Die Auszubildenden würden schließlich nicht arbeiten, sondern lernen. Aber es muss eine Untergrenze für jeden Jugendlichen geben, der in der beruflichen Ausbildung steht. Leider bekommen aber Auszubildende, die in der Berufsschule eine Ausbildung machen, kein Geld. Das ist ganz einfach falsch. Hier ist das Land gefragt, diesen Jugendlichen zu signalisieren, dass es ihre Anstrengungen würdigt.

(Beifall SSW und SPD)

Alle anderen Auszubildenden haben Anspruch auf 80 % der tarifvertraglich vereinbarten Vergütung.
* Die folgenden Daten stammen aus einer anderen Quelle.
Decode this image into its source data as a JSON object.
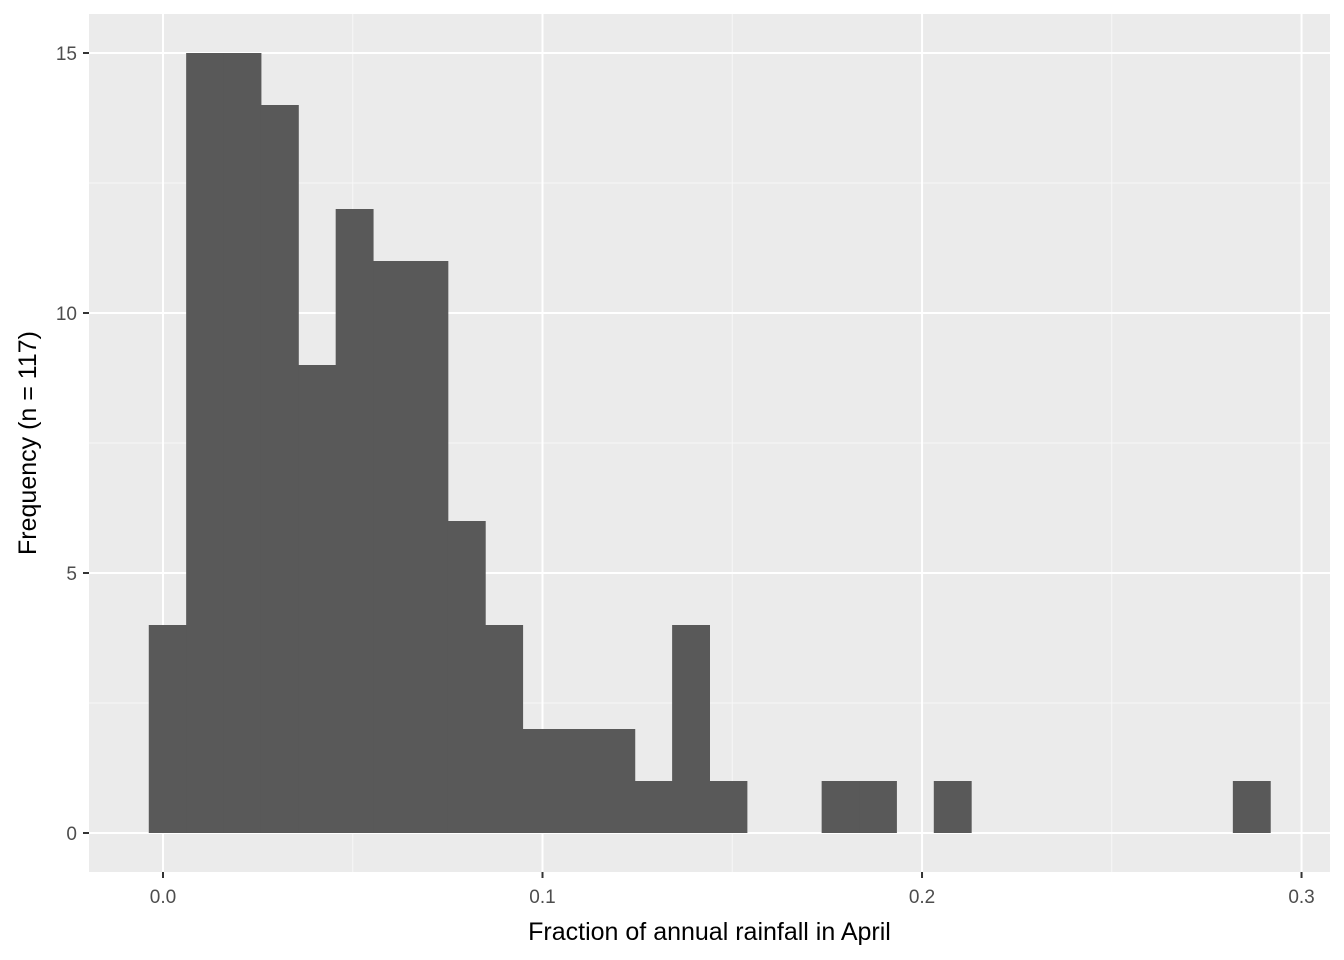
{
  "chart_data": {
    "type": "bar",
    "subtype": "histogram",
    "xlabel": "Fraction of annual rainfall in April",
    "ylabel": "Frequency (n = 117)",
    "xlim": [
      -0.0195,
      0.3075
    ],
    "ylim": [
      -0.75,
      15.75
    ],
    "x_ticks": [
      0.0,
      0.1,
      0.2,
      0.3
    ],
    "x_tick_labels": [
      "0.0",
      "0.1",
      "0.2",
      "0.3"
    ],
    "y_ticks": [
      0,
      5,
      10,
      15
    ],
    "y_tick_labels": [
      "0",
      "5",
      "10",
      "15"
    ],
    "x_minor_ticks": [
      0.05,
      0.15,
      0.25
    ],
    "y_minor_ticks": [
      2.5,
      7.5,
      12.5
    ],
    "bin_width": 0.00985,
    "bins": [
      {
        "start": -0.00375,
        "end": 0.0061,
        "count": 4
      },
      {
        "start": 0.0061,
        "end": 0.01595,
        "count": 15
      },
      {
        "start": 0.01595,
        "end": 0.0258,
        "count": 15
      },
      {
        "start": 0.0258,
        "end": 0.03565,
        "count": 14
      },
      {
        "start": 0.03565,
        "end": 0.0455,
        "count": 9
      },
      {
        "start": 0.0455,
        "end": 0.05535,
        "count": 12
      },
      {
        "start": 0.05535,
        "end": 0.0652,
        "count": 11
      },
      {
        "start": 0.0652,
        "end": 0.07505,
        "count": 11
      },
      {
        "start": 0.07505,
        "end": 0.0849,
        "count": 6
      },
      {
        "start": 0.0849,
        "end": 0.09475,
        "count": 4
      },
      {
        "start": 0.09475,
        "end": 0.1046,
        "count": 2
      },
      {
        "start": 0.1046,
        "end": 0.11445,
        "count": 2
      },
      {
        "start": 0.11445,
        "end": 0.1243,
        "count": 2
      },
      {
        "start": 0.1243,
        "end": 0.13415,
        "count": 1
      },
      {
        "start": 0.13415,
        "end": 0.144,
        "count": 4
      },
      {
        "start": 0.144,
        "end": 0.15385,
        "count": 1
      },
      {
        "start": 0.15385,
        "end": 0.1637,
        "count": 0
      },
      {
        "start": 0.1637,
        "end": 0.17355,
        "count": 0
      },
      {
        "start": 0.17355,
        "end": 0.1834,
        "count": 1
      },
      {
        "start": 0.1834,
        "end": 0.19325,
        "count": 1
      },
      {
        "start": 0.19325,
        "end": 0.2031,
        "count": 0
      },
      {
        "start": 0.2031,
        "end": 0.21295,
        "count": 1
      },
      {
        "start": 0.21295,
        "end": 0.2228,
        "count": 0
      },
      {
        "start": 0.2228,
        "end": 0.23265,
        "count": 0
      },
      {
        "start": 0.23265,
        "end": 0.2425,
        "count": 0
      },
      {
        "start": 0.2425,
        "end": 0.25235,
        "count": 0
      },
      {
        "start": 0.25235,
        "end": 0.2622,
        "count": 0
      },
      {
        "start": 0.2622,
        "end": 0.27205,
        "count": 0
      },
      {
        "start": 0.27205,
        "end": 0.2819,
        "count": 0
      },
      {
        "start": 0.2819,
        "end": 0.29175,
        "count": 1
      }
    ],
    "grid": true,
    "colors": {
      "panel_background": "#ebebeb",
      "grid_major": "#ffffff",
      "grid_minor": "#f7f7f7",
      "bar_fill": "#595959",
      "tick_color": "#333333"
    }
  }
}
Dabei spielt es keine Rolle, ob der Betrieb den Tarif nun tatsächlich anerkennt oder nicht. Das sage ich ausdrücklich in Richtung derjenigen, die meinen, dass sich Mindestvergütungen und Tarifautonomie nicht vertrügen. Sogar der Deutsche Gewerkschaftsbund begrüßt eine gesetzliche Regelung, weil nur so Arbeitgebern beizukommen ist, die nicht mit Gewerkschaften verhandeln wollen.
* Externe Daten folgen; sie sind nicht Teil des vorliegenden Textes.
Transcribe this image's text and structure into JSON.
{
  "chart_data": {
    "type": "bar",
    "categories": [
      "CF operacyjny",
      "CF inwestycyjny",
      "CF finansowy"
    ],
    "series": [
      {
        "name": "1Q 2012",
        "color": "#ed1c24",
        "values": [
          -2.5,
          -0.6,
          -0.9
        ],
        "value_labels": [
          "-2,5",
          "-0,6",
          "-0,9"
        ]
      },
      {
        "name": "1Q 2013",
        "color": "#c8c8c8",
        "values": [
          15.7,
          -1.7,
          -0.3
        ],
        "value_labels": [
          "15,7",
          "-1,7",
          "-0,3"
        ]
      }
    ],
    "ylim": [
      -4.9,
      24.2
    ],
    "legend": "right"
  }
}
Für öffentlich geförderte Ausbildungen wurde erst 2015 eine Untergrenze gerichtlich festgelegt. Damals klagte eine Verkäuferin erfolgreich dafür, dass auch für einen öffentlich geförderten Ausbildungsplatz eine Untergrenze gilt. In Ostthüringen hatte sich eine junge Frau über ein Bund-Länder-Programm zur Verkäuferin ausbilden lassen, wofür sie

monatlich 210 € im ersten und 217 € im zweiten Lehrjahr bekam. Das ist ein sehr geringes Taschengeld. Sie konnte aber eine Nachzahlung erstreiten, angelehnt an den BAföG-Satz. Die neue Untergrenze liegt damit bei zwei Drittel vom elternabhängigen BAföG; das waren im Jahre 2015 310 €. Auch davon kann keine Auszubildende selbstständig leben, eine Wohnung mieten oder gar Fahrtkosten stemmen.
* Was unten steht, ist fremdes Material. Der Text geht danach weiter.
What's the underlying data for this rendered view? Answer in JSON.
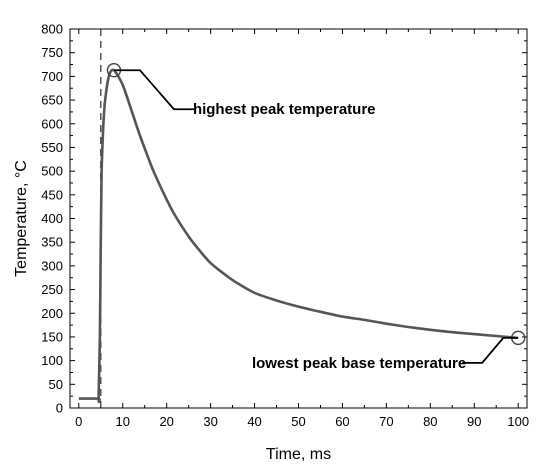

Die Untergrenze war aber vor vier Jahren ein Riesenschritt gegen die Diskriminierung öffentlich geförderter Ausbildung. Viele Jugendliche, die keinen betrieblichen Ausbildungsplatz ergattern konnten, fühlten sich durch die geringe Höhe ihrer Vergütung doppelt bestraft. Dem haben die Arbeitsrichter in Erfurt einen Riegel vorgeschoben.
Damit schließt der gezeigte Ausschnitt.